The Court held that since Art. 30 EC was an exception, to be strictly interpreted, to the rule of free movement of goods within the Community, it was for the national authorities to demonstrate that those provisions were necessary in order to achieve the declared objective, and that this objective could not be achieved by less extensive prohibitions or restrictions of lesser extent or having less effect on intra-Community trade.
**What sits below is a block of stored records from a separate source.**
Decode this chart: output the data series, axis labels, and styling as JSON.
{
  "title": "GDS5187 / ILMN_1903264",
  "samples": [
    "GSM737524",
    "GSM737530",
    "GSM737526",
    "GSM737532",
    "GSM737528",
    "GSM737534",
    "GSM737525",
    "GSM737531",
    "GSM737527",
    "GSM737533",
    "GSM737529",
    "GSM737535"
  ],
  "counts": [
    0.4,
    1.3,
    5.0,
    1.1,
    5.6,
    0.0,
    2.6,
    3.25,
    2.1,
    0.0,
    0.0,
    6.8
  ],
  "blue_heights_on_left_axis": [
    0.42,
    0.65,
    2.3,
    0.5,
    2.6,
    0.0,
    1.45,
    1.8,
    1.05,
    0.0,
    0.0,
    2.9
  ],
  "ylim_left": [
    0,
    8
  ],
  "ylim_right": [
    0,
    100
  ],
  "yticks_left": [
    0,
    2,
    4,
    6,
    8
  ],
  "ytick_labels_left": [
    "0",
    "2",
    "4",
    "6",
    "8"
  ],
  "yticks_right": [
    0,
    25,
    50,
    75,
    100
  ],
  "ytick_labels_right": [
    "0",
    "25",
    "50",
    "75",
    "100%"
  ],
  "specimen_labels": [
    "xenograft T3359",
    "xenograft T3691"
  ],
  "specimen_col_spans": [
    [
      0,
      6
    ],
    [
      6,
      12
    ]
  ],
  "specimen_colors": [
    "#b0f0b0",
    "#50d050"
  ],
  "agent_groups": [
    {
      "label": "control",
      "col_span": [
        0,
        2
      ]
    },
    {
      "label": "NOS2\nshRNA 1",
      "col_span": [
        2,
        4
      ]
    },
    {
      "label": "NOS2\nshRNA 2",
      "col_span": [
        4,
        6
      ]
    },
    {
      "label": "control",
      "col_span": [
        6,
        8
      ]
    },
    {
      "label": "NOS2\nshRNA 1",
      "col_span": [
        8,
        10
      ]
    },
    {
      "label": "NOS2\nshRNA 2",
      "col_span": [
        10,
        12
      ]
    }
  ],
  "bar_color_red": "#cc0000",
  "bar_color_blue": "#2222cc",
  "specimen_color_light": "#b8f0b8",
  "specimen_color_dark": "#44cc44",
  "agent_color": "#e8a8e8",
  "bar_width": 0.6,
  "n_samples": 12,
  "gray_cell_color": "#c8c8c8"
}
When assessing whether the principle of proportionality had been observed in the field of public health, account must be taken of the fact that a Member State had the power to determine the degree of protection which it wished to afford to public health and the way in which that degree of protection was to be achieved. Since that degree of protection might vary from one Member State to the other, Member States must be allowed discretion. Consequently, the fact that one Member State imposed less strict rules than another Member State did not mean that the latter’s rules were disproportionate.

The Court held that the contested provisions could be seen to be necessary to the achievement of the objective of ensuring a high level of public health protection and clearly did not go beyond what was necessary.

While objectives of a purely economic nature could not justify a restriction on the fundamental principle of free movement of goods, none the less, as regards interests of an economic nature concerning the maintenance of a balanced medical and hospital service open to all, such an objective might also fell within one of the derogations, on grounds of public health, in so far as it contributed to the attainment of a high level of health protection.

In the light of the foregoing, the contested provisions must be considered to be justified on grounds relating to the protection of public health. The Court held that the Commission’s action must therefore be dismissed.